# 909
The Options VI conference (Options for Influenza Control VI) is going on in Toronto, Canada this week and number of doctors and scientists are presenting papers and presentations. A late edition to this conference is a presentation on the recent H7N2 outbreak in Wales.
With 4 people testing positive, and 3 of those hospitalized, it appears that H7N2 is capable of producing more than mild symptoms. As an avian virus that has recently jumped to humans, that could spell trouble.
Analysis: Bird flu fears reignited
Published: June 19, 2007 at 2:34 PM
By ED SUSMAN
TORONTO, June 19 (UPI) -- While the threat of a bird flu pandemic continues to hang over the world, authorities in the United Kingdom now believe a second strain of avian flu -- previously considered of little human risk -- does indeed pose a real danger to people.
"When you have to hospitalize someone for respiratory illness in the U.K., where hospital beds are hard to allocate, then the person has a serious illness," said Jonathan Nguyen-Van-Tam, a senior lecturer at Public Health Laboratory Services in London.
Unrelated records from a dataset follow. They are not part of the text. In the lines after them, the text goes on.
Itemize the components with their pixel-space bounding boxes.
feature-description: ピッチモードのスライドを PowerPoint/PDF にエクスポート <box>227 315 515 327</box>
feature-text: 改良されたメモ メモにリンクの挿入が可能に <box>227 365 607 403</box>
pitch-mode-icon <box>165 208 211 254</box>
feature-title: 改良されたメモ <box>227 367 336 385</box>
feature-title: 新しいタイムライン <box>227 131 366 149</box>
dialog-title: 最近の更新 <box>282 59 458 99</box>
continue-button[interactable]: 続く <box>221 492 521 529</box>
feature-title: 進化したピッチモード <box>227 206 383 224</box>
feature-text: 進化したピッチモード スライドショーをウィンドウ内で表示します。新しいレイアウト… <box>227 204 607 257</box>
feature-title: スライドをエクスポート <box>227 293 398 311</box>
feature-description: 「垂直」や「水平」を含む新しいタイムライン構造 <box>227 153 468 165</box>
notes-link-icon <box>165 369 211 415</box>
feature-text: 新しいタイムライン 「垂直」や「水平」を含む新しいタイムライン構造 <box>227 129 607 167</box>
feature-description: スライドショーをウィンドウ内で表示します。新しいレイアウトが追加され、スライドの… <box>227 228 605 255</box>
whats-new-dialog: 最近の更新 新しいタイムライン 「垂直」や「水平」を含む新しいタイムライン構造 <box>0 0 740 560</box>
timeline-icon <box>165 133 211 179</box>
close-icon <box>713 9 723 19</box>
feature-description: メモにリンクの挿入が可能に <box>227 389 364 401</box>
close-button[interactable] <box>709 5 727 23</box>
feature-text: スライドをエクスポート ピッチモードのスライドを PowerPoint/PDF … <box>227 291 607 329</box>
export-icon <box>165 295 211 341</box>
"In this outbreak, we had four people who tested positive for H7 influenza strain, and three of them were hospitalized," he told United Press International. "One person was a candidate for intensive care before he finally came around.
"I think we need to reconsider the H7 strain on the basis of this outbreak," Nguyen-Van-Tam said in reporting how British authorities dealt with the disease encountered on small farms in Wales in the spring of this year.
He presented the report in a special late-breaker session at the Options for the Control of Influenza VI conference in Toronto, attended by more than 1,400 healthcare professionals.
While we watch H5N1 with the greatest intensity, there are other influenza strains out there that have similar potential for sparking the next pandemic. H7N2 is just one of them.